While the old park was put together in pieces without a real flow, the new park was designed by a professional skate park design company, Evergreen Skate Parks. It is set up to be user friendly, challenging enough for the Tony Hawks of the world while still easy to navigate for those just getting into the sport. There is flow between the different features allowing riders to get creative with their lines and movements instead of going back and forth in a straight line like the previous park. A large bowl feature is the focal point, with the connecting park and street-style obstacles presenting additional challenges. The park is also set up to be conducive to different events with a large crescent area and sidewalk around it where a stage, tents or judges’ booth can be set up for competitions. It’s also very aesthetically pleasing to those passing by who aren’t skateboarders.
With a growing population of young families alongside empty nesters and recent retirees, the NISPA hopes that the new park will be a place that the late-teen and early-20s crowd can really rally behind.
“Skateboarding teaches you that when you fail you get back up again and again. It’s important for kids to get out there and help them find their own voice, especially if they are not traditional,” Olsen said.
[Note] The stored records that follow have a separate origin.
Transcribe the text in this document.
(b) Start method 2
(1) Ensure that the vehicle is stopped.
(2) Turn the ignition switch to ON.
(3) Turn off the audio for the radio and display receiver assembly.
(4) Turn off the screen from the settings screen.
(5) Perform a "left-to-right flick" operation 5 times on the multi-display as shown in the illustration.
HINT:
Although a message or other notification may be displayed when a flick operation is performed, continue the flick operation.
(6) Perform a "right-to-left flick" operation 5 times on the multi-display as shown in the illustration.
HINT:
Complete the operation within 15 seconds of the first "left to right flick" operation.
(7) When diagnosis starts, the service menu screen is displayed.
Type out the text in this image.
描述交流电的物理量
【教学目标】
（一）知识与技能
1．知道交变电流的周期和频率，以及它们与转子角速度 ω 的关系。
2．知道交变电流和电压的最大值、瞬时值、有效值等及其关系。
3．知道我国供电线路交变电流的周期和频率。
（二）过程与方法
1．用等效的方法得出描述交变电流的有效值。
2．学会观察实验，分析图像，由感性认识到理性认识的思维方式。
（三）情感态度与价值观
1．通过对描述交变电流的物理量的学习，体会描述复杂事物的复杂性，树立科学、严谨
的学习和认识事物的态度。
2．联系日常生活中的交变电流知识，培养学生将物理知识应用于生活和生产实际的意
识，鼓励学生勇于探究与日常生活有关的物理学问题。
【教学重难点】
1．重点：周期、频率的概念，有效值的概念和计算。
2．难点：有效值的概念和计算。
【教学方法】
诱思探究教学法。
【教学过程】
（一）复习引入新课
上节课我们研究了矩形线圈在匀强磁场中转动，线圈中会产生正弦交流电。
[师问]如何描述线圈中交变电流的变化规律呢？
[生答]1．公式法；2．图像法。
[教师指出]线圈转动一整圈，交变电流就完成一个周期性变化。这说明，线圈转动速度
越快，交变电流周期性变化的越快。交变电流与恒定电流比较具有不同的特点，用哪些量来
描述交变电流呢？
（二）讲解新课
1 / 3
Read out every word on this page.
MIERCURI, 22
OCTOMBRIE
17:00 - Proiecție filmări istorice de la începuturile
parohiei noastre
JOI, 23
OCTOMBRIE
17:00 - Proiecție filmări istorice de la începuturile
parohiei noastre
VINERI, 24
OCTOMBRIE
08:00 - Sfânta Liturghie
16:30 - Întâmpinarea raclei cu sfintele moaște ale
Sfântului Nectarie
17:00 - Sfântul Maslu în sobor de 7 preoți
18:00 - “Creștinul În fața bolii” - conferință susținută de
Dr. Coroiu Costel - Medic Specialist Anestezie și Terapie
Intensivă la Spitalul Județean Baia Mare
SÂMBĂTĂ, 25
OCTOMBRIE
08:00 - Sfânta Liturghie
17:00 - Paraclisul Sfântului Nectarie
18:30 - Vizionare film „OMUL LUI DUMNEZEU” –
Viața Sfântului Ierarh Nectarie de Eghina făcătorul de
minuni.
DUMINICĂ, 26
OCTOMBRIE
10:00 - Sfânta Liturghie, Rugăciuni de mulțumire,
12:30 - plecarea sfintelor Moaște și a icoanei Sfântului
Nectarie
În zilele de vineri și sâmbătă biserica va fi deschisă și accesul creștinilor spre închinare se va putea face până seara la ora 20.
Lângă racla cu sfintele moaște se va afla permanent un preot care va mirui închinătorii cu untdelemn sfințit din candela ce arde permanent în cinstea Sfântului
The Skate Park is open to the public at no cost, and all are encouraged to attend the grand opening celebration on Saturday, October 6, sponsored by Raniel Diaz of Our Town CDA. Mayor Widmyer will be on hand for a ribbon cutting, and there will be local vendors, food trucks and Dutch Bros Coffee on site. There will be giveaways and raffles, and professional skateboarding legend Mike Vallely will be on hand to showcase his skills. A positive hip-hop group and three punk-rock bands will also be performing.
With the park open, a huge project is wrapped up for Olsen and NISPA, but that doesn’t mean they are just going to hit the pause button and call it a day.
“In the near future, we want to host more contests, more outreach programs and reach out to other communities around us, and that’s going to continue from here on out,” he said.